Die Verteidiger des westlichen Imperiums werden nicht zugeben, dass sie alle Kritiker des Imperiums zum Schweigen bringen wollen, aber das ergibt sich, wenn man a) die Tatsache, dass sie jeden, der das Imperium mit ausreichender Vehemenz kritisiert, als russischen Agenten betrachtet, mit b) ihrer Meinung kombiniert, dass diejenigen, die „russischem Einfluss unterliegen“, zensiert werden sollten.

Immer wenn ich die Außenpolitik des westlichen Imperiums kritisiere, sagen mir seine Apologeten, dass ich meine Herrscher niemals so kritisieren dürfte, wenn ich in einem Land wie Russland oder China leben würde, obwohl sie genau wissen, dass es doch hier genau so wäre: Auch hier dürfte ich das westliche Empire nicht kritisieren, wenn es nach ihnen ginge. Sie sind dieselben wie die Tyrannen, die sie angeblich verachten.

Das Problem mit „westlichen Werten“ ist, dass die Menschen im Westen sie nicht schätzen.

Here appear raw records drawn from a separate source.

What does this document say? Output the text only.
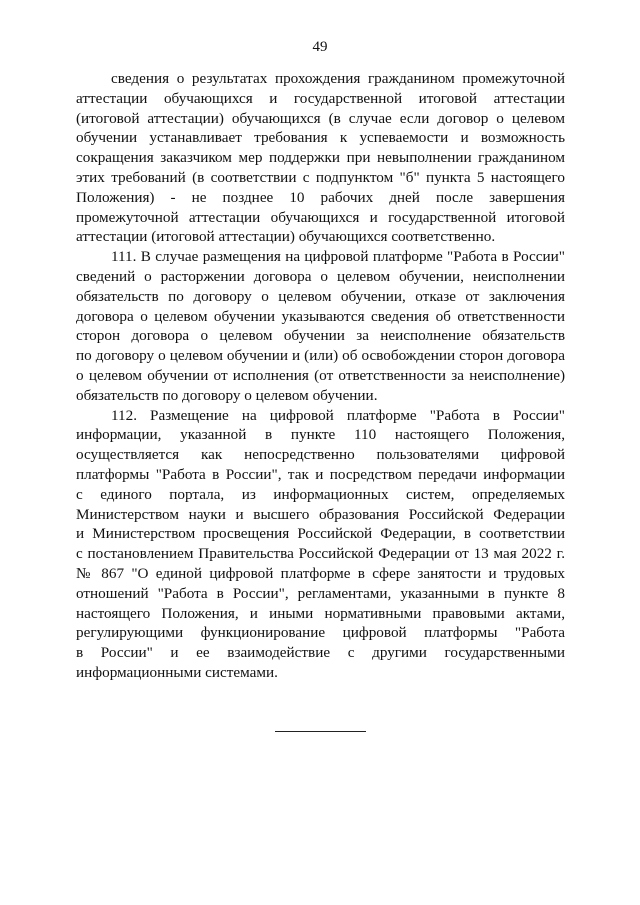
49
сведения о результатах прохождения гражданином промежуточной
аттестации обучающихся и государственной итоговой аттестации
(итоговой аттестации) обучающихся (в случае если договор о целевом
обучении устанавливает требования к успеваемости и возможность
сокращения заказчиком мер поддержки при невыполнении гражданином
этих требований (в соответствии с подпунктом "б" пункта 5 настоящего
Положения) - не позднее 10 рабочих дней после завершения
промежуточной аттестации обучающихся и государственной итоговой
аттестации (итоговой аттестации) обучающихся соответственно.
111. В случае размещения на цифровой платформе "Работа в России"
сведений о расторжении договора о целевом обучении, неисполнении
обязательств по договору о целевом обучении, отказе от заключения
договора о целевом обучении указываются сведения об ответственности
сторон договора о целевом обучении за неисполнение обязательств
по договору о целевом обучении и (или) об освобождении сторон договора
о целевом обучении от исполнения (от ответственности за неисполнение)
обязательств по договору о целевом обучении.
112. Размещение на цифровой платформе "Работа в России"
информации, указанной в пункте 110 настоящего Положения,
осуществляется как непосредственно пользователями цифровой
платформы "Работа в России", так и посредством передачи информации
с единого портала, из информационных систем, определяемых
Министерством науки и высшего образования Российской Федерации
и Министерством просвещения Российской Федерации, в соответствии
с постановлением Правительства Российской Федерации от 13 мая 2022 г.
№ 867 "О единой цифровой платформе в сфере занятости и трудовых
отношений "Работа в России", регламентами, указанными в пункте 8
настоящего Положения, и иными нормативными правовыми актами,
регулирующими функционирование цифровой платформы "Работа
в России" и ее взаимодействие с другими государственными
информационными системами.
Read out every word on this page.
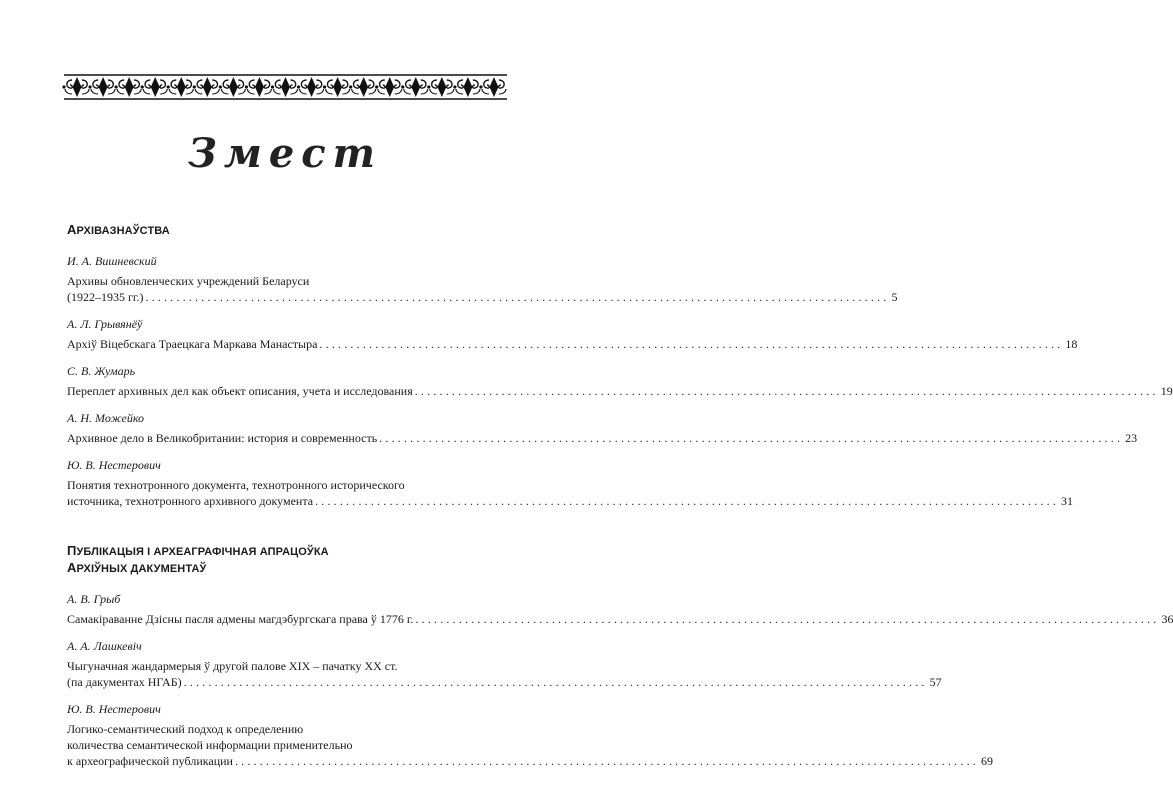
Змест
АРХІВАЗНАЎСТВА
И. А. Вишневский
Архивы обновленческих учреждений Беларуси
(1922–1935 гг.) ........................................................................................................................ 5
А. Л. Грывянёў
Архіў Віцебскага Траецкага Маркава Манастыра ........................................................................................................................ 18
С. В. Жумарь
Переплет архивных дел как объект описания, учета и исследования ........................................................................................................................ 19
А. Н. Можейко
Архивное дело в Великобритании: история и современность ........................................................................................................................ 23
Ю. В. Нестерович
Понятия технотронного документа, технотронного исторического
источника, технотронного архивного документа ........................................................................................................................ 31
ПУБЛІКАЦЫЯ І АРХЕАГРАФІЧНАЯ АПРАЦОЎКА
АРХІЎНЫХ ДАКУМЕНТАЎ
А. В. Грыб
Самакіраванне Дзісны пасля адмены магдэбургскага права ў 1776 г. ........................................................................................................................ 36
А. А. Лашкевіч
Чыгуначная жандармерыя ў другой палове XIX – пачатку XX ст.
(па дакументах НГАБ) ........................................................................................................................ 57
Ю. В. Нестерович
Логико-семантический подход к определению
количества семантической информации применительно
к археографической публикации ........................................................................................................................ 69
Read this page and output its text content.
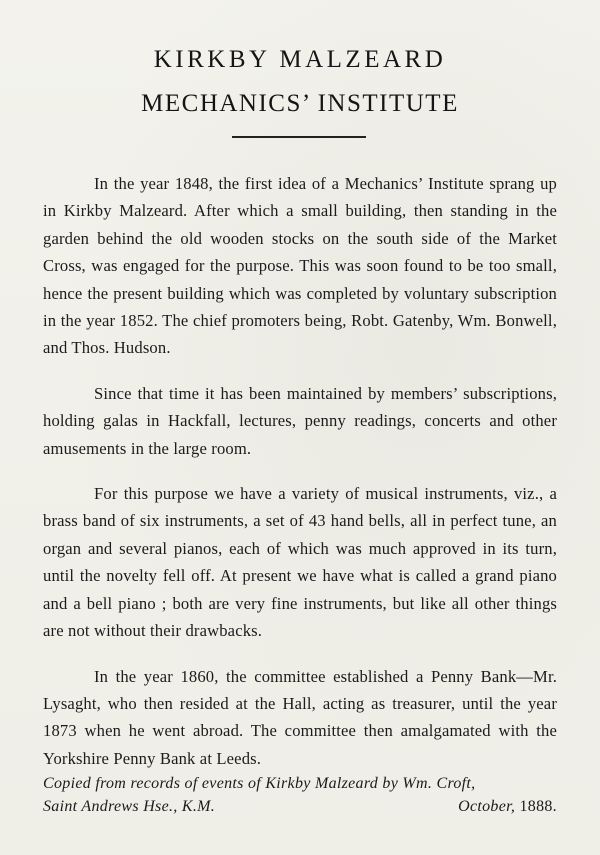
KIRKBY MALZEARD
MECHANICS’ INSTITUTE

In the year 1848, the first idea of a Mechanics’ Institute sprang up in Kirkby Malzeard. After which a small building, then standing in the garden behind the old wooden stocks on the south side of the Market Cross, was engaged for the purpose. This was soon found to be too small, hence the present building which was completed by voluntary subscription in the year 1852. The chief promoters being, Robt. Gatenby, Wm. Bonwell, and Thos. Hudson.

Since that time it has been maintained by members’ subscriptions, holding galas in Hackfall, lectures, penny readings, concerts and other amusements in the large room.

For this purpose we have a variety of musical instruments, viz., a brass band of six instruments, a set of 43 hand bells, all in perfect tune, an organ and several pianos, each of which was much approved in its turn, until the novelty fell off. At present we have what is called a grand piano and a bell piano ; both are very fine instruments, but like all other things are not without their drawbacks.

In the year 1860, the committee established a Penny Bank—Mr. Lysaght, who then resided at the Hall, acting as treasurer, until the year 1873 when he went abroad. The committee then amalgamated with the Yorkshire Penny Bank at Leeds.

Copied from records of events of Kirkby Malzeard by Wm. Croft,
Saint Andrews Hse., K.M.	October, 1888.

Sie denken, dass sie sie wertschätzen, aber all diese Achtung vor der freien Meinungsäußerung und vor der Rechenschaftspflicht gegenüber dem Licht der Wahrheit verschwindet sofort, sobald sie jemanden etwas sagen hören, das sich stark von dem unterscheidet, was ihre Herrscher und ihre Propagandisten ihnen zu denken gegeben haben. Dann wollen sie diese Person zum Schweigen bringen und kaltstellen.

In Wahrheit verkörpern die schärfsten Kritiker des westlichen Imperiums diese westlichen Werte unendlich mehr als die Apologeten des Imperiums. Gerade die Kritiker des Imperiums sind es, die die Meinungsfreiheit schätzen und die Mächtigen zur Rechenschaft ziehen. Und die gehirn-gewaschenen Stiefellecker des US-zentralisierten Imperiums sind es, die Zensur fordern und jeden niederschreien, der den mächtigsten Menschen der Welt eine kritische, oppositionelle Meinung entgegensetzt.

Menschen sagen mir „Geh nach Russland!“ oder „Zieh nach China!“, je nachdem, welchen Aspekt der globalen Machtagenda des Imperiums ich gerade kritisiere, und ich möchte ihnen immer sagen:

Nein, gehen Sie nach Russland. Ziehen Sie nach China. Sie sind derjenige, der versucht, Dissens und Kritik an den Mächtigen zu unterdrücken. Ich bin diejenige, die nach westlichen Werten lebt, wie sie mir verkauft wurden, und eine normale Kontrolle des mächtigsten Imperiums, das es je gab, einfordert. Sie gehören nicht hierher.

In der Schule wird uns beigebracht, dass unsere Gesellschaft Wahrheit, Redefreiheit, Gleichheit, Rechenschaftspflicht der Mächtigen und kontradiktorischen Journalismus schätzt, dann werden wir erwachsen und sehen, wie alle ihre Kleider zerreißen, weil Institutionen wie CBS News oder Amnesty International einen kleinen Bericht veröffentlichen, der nicht ganz der offiziellen Linie unserer Herrscher entspricht.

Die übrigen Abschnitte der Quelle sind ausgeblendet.